A new language freed from the necessary univocal reality that he puts in front of the camera. José Moreno, through the analog, reflects his experiences in a mirror with memory, perhaps of the same nature as ancient alchemy; they have resonances that tend to be prolonged, changing sign many times according to different times and scenarios. They are true and valid authorial exercises that successfully merge into their final timelessness, a projection of the personality of their own author. Although it is true, in these images, photography ceases to be a religion of the moment, they go beyond being fragments of life.

Curiously, they manage to express more strongly than the traditional snapshot, a totality and a synthesis. Certainly they are subjective expressions that work like a story or poetry, close to magical realism, full of identity. They are synthesis of a spirit that has not been put to sleep by the sirens of globalization, inherited from his long marriage with photography. He always maintains the importance of the heart over the eye, over the lens.

Pepe has definitely managed to associate his feelings with the visual experience in a notable way, a sort of global self-portrait of his soul.

Juan Domingo Marinello K.

© Jose Pepe Moreno
© José Pepe Moreno

Presentation text by Osvaldo Briceño in the Galería Fotocíclope exhibition:

First of all, I want to tell you in summary that it has been almost a year since we started again, with the problems of the contingency and what that has meant, but we are hopeful that new and better times will come.

We want this space to be for photographers and photographers. Jesús Inostroza has just exposed and before the outbreak did Alejandro Mendoza, Marcelo Machuca and the Argentine Ricardo Misito. We hope that these walls are always showing us the work of colleagues and we are open to receiving new ideas about it. Along with the samples, in this small room, we intend to hold meetings, workshops, classes, conversations, literary presentations, where photography is always involved. That as the first thing.

We want to thank Pepe for accepting the invitation to exhibit his work in our gallery. Monica and I are proud to have on our walls part of the works of José Moreno, of Pepe. We have known each other with Pepe for more than 30 years, I know his career in this trade and also everything that involves photography in his life. Actually, knowing a person like him is also knowing a remarkable story of a serene man, but shrewd with his senses, calm, but quick to face his camera in a situation that provokes him to photograph. The subject is, without a doubt, the human task, the daily life of the people.

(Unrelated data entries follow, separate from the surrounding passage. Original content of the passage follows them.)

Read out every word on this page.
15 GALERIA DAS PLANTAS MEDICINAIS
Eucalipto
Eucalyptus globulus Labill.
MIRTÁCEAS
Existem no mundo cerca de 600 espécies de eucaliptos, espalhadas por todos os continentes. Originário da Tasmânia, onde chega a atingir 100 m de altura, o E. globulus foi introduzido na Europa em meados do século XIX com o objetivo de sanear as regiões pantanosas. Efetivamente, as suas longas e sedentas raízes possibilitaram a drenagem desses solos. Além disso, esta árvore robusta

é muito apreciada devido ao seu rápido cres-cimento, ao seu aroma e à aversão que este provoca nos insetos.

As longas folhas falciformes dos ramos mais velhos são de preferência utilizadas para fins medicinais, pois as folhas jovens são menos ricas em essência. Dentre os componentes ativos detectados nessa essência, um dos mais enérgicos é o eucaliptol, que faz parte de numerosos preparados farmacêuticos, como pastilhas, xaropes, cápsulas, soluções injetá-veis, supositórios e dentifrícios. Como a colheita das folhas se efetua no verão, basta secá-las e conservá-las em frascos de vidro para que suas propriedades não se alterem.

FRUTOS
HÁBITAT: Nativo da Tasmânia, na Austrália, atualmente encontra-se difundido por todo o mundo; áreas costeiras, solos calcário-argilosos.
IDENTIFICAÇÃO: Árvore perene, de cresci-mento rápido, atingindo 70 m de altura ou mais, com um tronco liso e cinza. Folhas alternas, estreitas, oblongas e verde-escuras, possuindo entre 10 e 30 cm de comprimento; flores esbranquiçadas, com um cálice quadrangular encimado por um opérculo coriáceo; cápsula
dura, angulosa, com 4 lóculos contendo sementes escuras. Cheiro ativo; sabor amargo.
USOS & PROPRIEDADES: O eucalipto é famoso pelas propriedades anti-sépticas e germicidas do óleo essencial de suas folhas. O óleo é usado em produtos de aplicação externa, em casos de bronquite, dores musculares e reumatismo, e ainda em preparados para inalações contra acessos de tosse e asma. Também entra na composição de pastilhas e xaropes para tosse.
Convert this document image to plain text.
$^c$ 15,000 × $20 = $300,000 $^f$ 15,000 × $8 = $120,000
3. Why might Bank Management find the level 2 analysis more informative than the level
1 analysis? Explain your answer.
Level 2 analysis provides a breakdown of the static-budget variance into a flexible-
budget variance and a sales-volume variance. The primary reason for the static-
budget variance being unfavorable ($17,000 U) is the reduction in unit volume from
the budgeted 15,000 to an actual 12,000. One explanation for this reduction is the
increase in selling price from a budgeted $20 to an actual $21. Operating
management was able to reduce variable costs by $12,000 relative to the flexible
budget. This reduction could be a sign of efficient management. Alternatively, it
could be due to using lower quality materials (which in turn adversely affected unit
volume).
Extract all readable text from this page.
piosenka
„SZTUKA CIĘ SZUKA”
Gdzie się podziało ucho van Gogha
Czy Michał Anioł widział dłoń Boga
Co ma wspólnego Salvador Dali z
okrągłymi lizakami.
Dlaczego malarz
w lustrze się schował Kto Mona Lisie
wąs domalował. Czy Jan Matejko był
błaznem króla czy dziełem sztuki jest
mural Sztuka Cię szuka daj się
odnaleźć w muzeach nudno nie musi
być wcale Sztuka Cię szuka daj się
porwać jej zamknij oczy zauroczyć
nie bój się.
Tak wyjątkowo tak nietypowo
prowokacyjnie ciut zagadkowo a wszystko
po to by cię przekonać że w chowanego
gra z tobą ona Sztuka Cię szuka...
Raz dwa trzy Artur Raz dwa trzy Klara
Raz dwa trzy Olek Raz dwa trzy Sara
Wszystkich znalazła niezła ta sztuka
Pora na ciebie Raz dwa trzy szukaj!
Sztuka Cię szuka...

Pausing in a photograph of Pepe is imagining people’s lives, a before and after that stopped moment, it is representing in the mind the images prior to the event as well as what is to come, it is looking from a low angle and effectively paying attention to the Three Marías, it is looking at the girl who wishes her sister all the luck before going on stage, it is seeing the curtain rise to make the passers-by visible in the city, it is seeing the subject unfold behind the mirror, it is remembering the torment of the PEM and the POJH, is to see Bolivia and Chile through their photography in a symbiosis of human endeavors. Each image is a memory document, they are magical tales of his experiences, rich in tones and lights. His work is photography without a last name, pure and noble, originals built in the darkroom, medium format, tangible.

To talk about José Moreno is to remember Quintana, it is also to remember the audacity of the clandestine in those times, it is to remember the AFI and compromised photography. We thank you Pepe for presenting us with this exhibition, by the way, with pride, we will make this event part of the gallery’s history. Thank you also to all of you for being here.

© Jose Pepe Moreno
© Jose Pepe Moreno

About José Pepe Moreno:

Founder of the Association of Independent Photographers, AFI, 1980. Director of the Photographic Archives of the University of Chile. 1983 – 2010. Publications: Antonio Quintana, 2010. A review of the Face of Chile, 2008. First Prize, O.I.T. “Work and the lack of it.”